For the last reason, I believe that the original authors orthography should be part of LC. I further believe, that listing known non-standard name variants would be extremely valuable and I propose to make this part of the "Core". Name variants may result from reasons discussed in LinneanCoreDisentangle, but also special situations like that a name has frequently erronously attributed to an author that did not publish it, or names that used to be valid under older versions of the code but are replaced with different names through changes in the rules (example: changing the starting date for fungi and the associated sanctioning mechanism).
* Richard: I agree that a separate element should be included for original orthography (needs to be defined explicitly).

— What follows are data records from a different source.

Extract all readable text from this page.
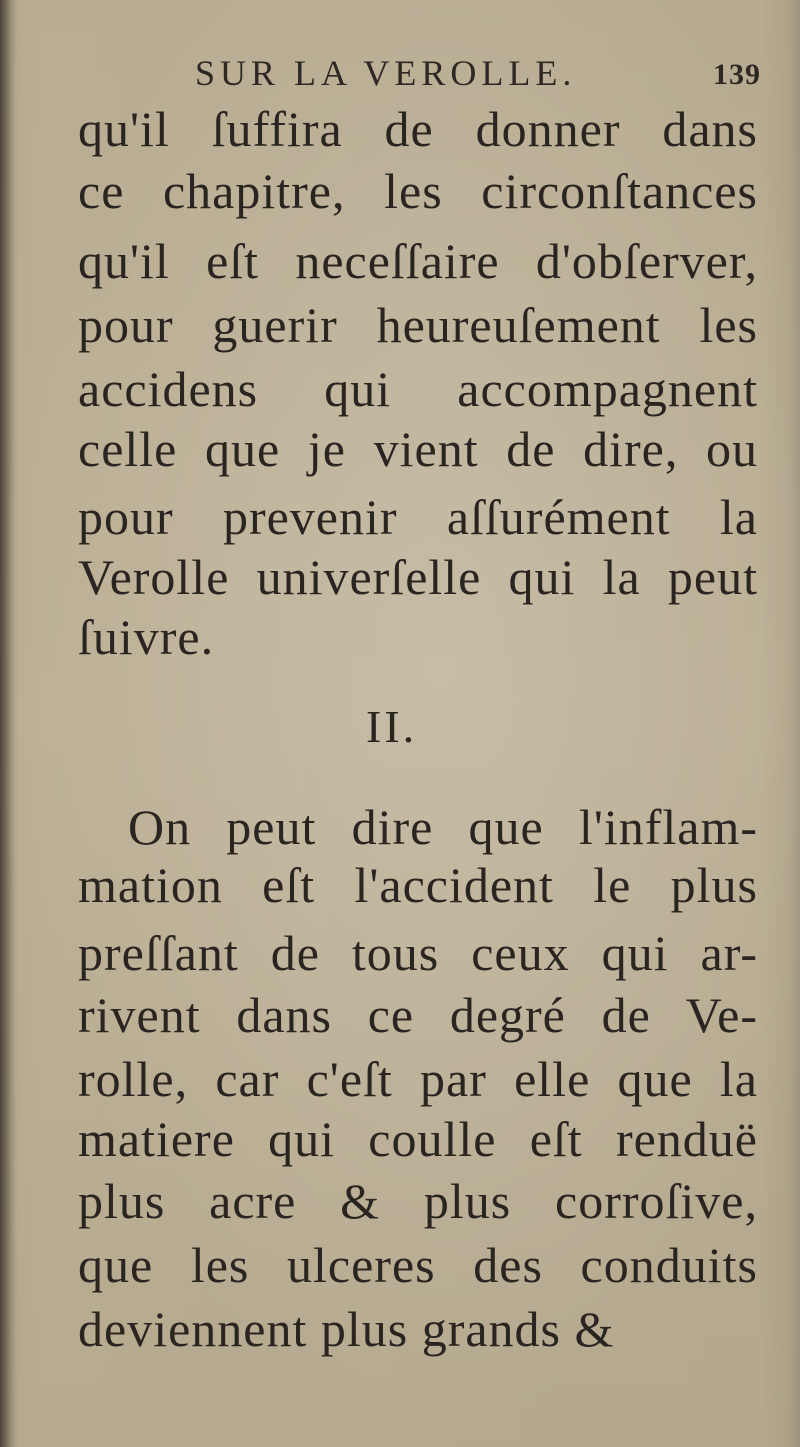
SUR LA VEROLLE.	139
qu'il ſuffira de donner dans
ce chapitre, les circonſtances
qu'il eſt neceſſaire d'obſerver,
pour guerir heureuſement les
accidens qui accompagnent
celle que je vient de dire, ou
pour prevenir aſſurément la
Verolle univerſelle qui la peut
ſuivre.
II.
On peut dire que l'inflam-
mation eſt l'accident le plus
preſſant de tous ceux qui ar-
rivent dans ce degré de Ve-
rolle, car c'eſt par elle que la
matiere qui coulle eſt renduë
plus acre & plus corroſive,
que les ulceres des conduits
deviennent plus grands &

I imagine three separate approaches to handling [[LinneanCoreDefinitions#VariantSpelling][variant spellings]]. One is to do as you suggest and enumerate them within the LC schema. Another is to treat them as separate LC "units" (e. g., with their own GUIDs). Another is to leave them to be tracked in the "<nop>NameSimple" element of TCS, and access them only through TCS instances of that sort. See also [[LinneanCoreDomain#VariantSpelling][LinneanCoreDomain]].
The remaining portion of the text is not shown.